Through age 14, Mortenson lived in Africa as a Missionary’s son, then, moved to Minnesota. A good student and athlete, he enlisted in Army on graduation from high school to take advantage of the GI Bill that pays for college later. He climbed every mountain he could, while becoming a Registered Nurse. He lived in his truck or in the most squalid flats or in the barbaric outdoors. A poor budgeter, he was always broke. After deciding to build a school for girls in Pakistan, he calculated that he needed $12,000 to build one school, and raised exactly that. He scrambled and scratched and begged his way through endless donors to build 81 schools, serving 25,000 students by 2009. Sadly, his heroic achievements pale in comparison to the hundreds and sometimes thousands of huge madrassas’ (religious-military schools) that Arab oil money builds every year, to train soldiers and terrorists to fight the West.

After 9/11, Mortenson’s world changed. His endless returns into Pakistani war zones were “as heroic as the firefighters racing up the teeming steps of the burning World Trade Center to save lives.” The good Muslims treated him like a god. The U.S. drove the Taliban out of Afghanistan into Pakistan, especially into its mountainous regions, where Mortenson’s schools were being created. American planes endlessly bombed innocent women and children and Pakistani men who were not America’s enemies; these permanently maimed or dead victims were called “collateral damage”, expendable, a “necessary” price of the war, by the U.S. military, and we ignore them. As Mortenson lamented, “There is no greater insult in the Islamic world and, for that, we shall never be forgiven.” In its tribute to Mortenson, the headline of Parade Magazine’s cover, read, “He Fights Terror with Books”. In the article, Mortenson was quoted as forewarning us, “We must win the War on Terror with books, not bombs.” The Obama’s and McCain’s of the word remain deaf to such humanitarian admonitions.

After the Taliban were driven from Afghanistan, the previously non-extant drug trade exploded, and Afghanistan became the source of two thirds of the world’s raw material for the heroine trade. The prosperous opium lords enlarged their militias making local governments largely irrelevant. These armies of drug traders fought the Russians, the Taliban, the Americans and anyone else who trespasses upon their lucrative turf. The U.S. government can take full credit for this change of power in Afghanistan.
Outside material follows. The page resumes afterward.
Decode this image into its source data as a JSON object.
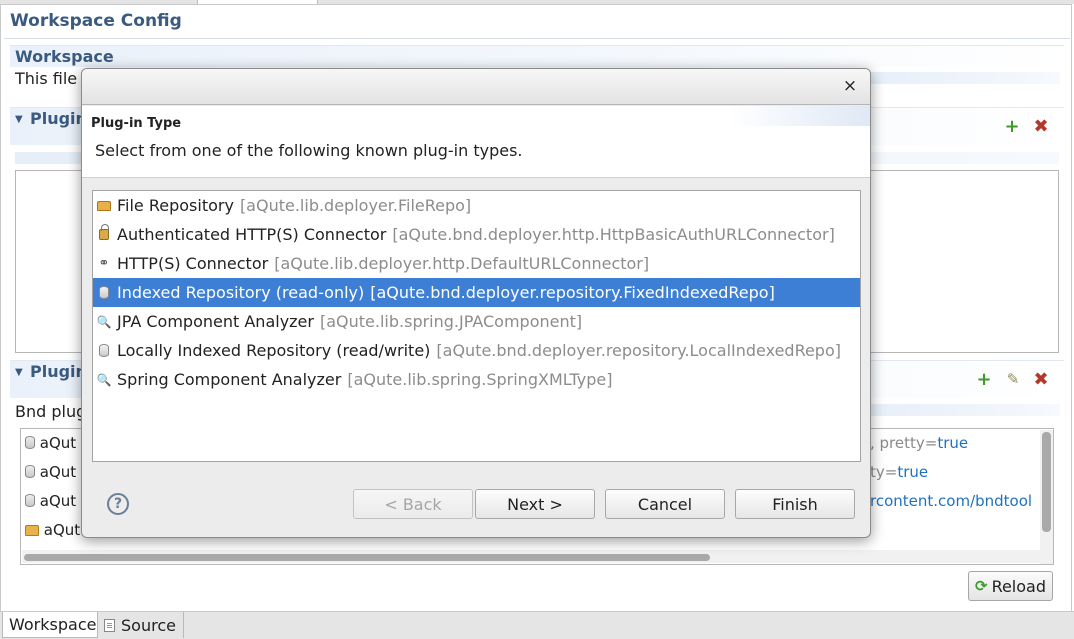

In March 2009, Pakistan’s government presented Greg Mortenson with its highest civilian award, the Sitara-e-Pakistan (Star of Pakistan). He remains a World Icon today, and many celebrities have followed his lead, by funding the widely-publicized construction of low-cost schools in the Middle East and Africa. Mortenson, who eschews publicity and continues to live largely in the basement of his humble home, has generated a loving light which has shown millions a safer road to peace.